After Schwarzenegger returns from his Easter vacation in Hawaii and - he hopes - concludes his deal on workers' comp, the budget crisis will, by necessity, return to the front burner. His proposed 2004-05 budget would whittle the "structural deficit" a bit but still have the state borrow billions of additional dollars to keep the ship of state afloat. And according to the Legislature's budget office, even if all of Schwarzenegger's spending reductions were to be adopted by the Legislature, the state would face ongoing deficits for many years to come.

A Legislature controlled by liberal Democrats is clearly reluctant to adopt any of the spending reductions Schwarzenegger wants. It largely ignored his pleas for midyear spending cuts after he took office in November and is making it clear that few of his major cutbacks for 2004-05 are likely to win approval.

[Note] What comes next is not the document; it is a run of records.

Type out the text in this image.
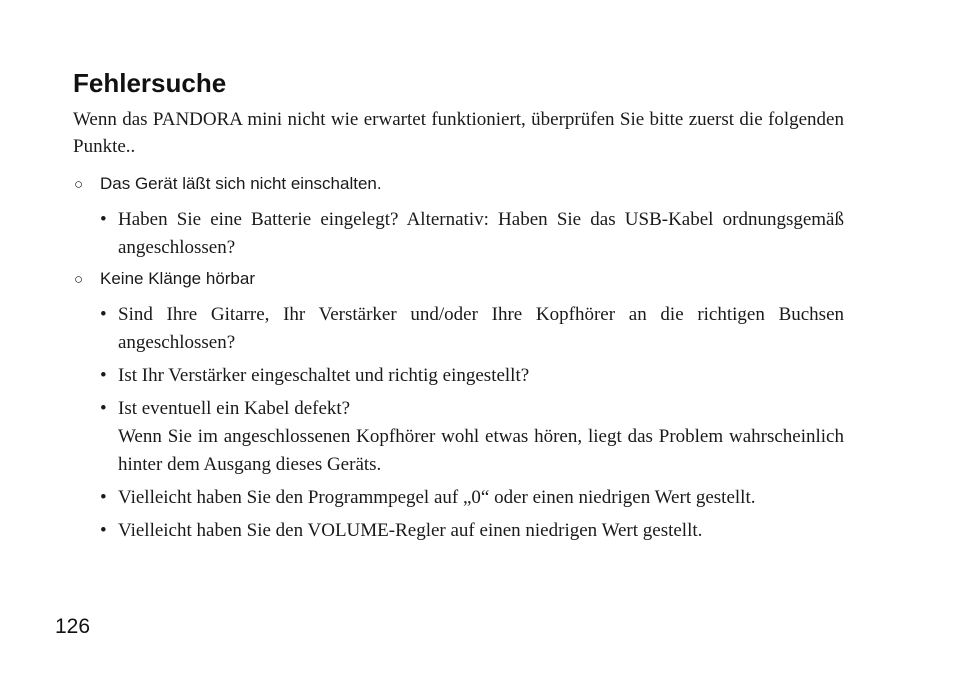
Fehlersuche

Wenn das PANDORA mini nicht wie erwartet funktioniert, überprüfen Sie bitte zuerst die folgenden Punkte..

○ Das Gerät läßt sich nicht einschalten.
• Haben Sie eine Batterie eingelegt? Alternativ: Haben Sie das USB-Kabel ordnungsgemäß angeschlossen?
○ Keine Klänge hörbar
• Sind Ihre Gitarre, Ihr Verstärker und/oder Ihre Kopfhörer an die richtigen Buchsen angeschlossen?
• Ist Ihr Verstärker eingeschaltet und richtig eingestellt?
• Ist eventuell ein Kabel defekt?
Wenn Sie im angeschlossenen Kopfhörer wohl etwas hören, liegt das Problem wahrscheinlich hinter dem Ausgang dieses Geräts.
• Vielleicht haben Sie den Programmpegel auf „0“ oder einen niedrigen Wert gestellt.
• Vielleicht haben Sie den VOLUME-Regler auf einen niedrigen Wert gestellt.
126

The Democrats want billions of dollars in new taxes and although they've changed their rhetorical tone in recent weeks - pretending to search for areas where spending can be trimmed - their fundamental goal remains unchanged. And now Schwarzenegger may be moving in their direction, much to the chagrin of his fellow Republicans. In a series of newspaper interviews last week, Schwarzenegger softened his previously firm stance that he would balance the budget without new taxes and implied that he would consider tax increases of some kind.

Schwarzenegger's statements stiffened Democrats' resolve to hold out for new taxes - most likely some kind of surtax on high-income taxpayers - and alarmed Republicans. Were he to opt for taxes, Schwarzenegger probably could cajole or strong-arm enough Republicans to reach the two-thirds vote level - much as his mentor, former Gov. Pete Wilson, did in 1991 when he faced a severe budget deficit. But that would drive a wedge between Schwarzenegger and conservatives.

It's questionable, too, whether a tax increase would make a substantial dent in the state's huge structural deficit. The taxes that Democrats mention most, such as a surcharge on the affluent and some new taxes on cigarettes and liquor, would add only a few billion dollars a year to the revenue side of the fiscal equation, and still leave a yawning gap. And it's possible that a tax increase would provide little net revenue because under Proposition 98, the school-finance measure enacted by voters 16 years ago, the first $4 billion would have to go to schools - unless the Legislature were to suspend its provisions.

The final factor is the state's economy. It has been recovering smartly but job growth remains fairly anemic, and that depresses personal income taxes, the state's single most important revenue source. Revenues are running under projections for the current fiscal year, largely due to flatness in income taxes.

Schwarzenegger, despite his rhetoric on the bond issue last month, still faces a monumental budget headache that's not going away.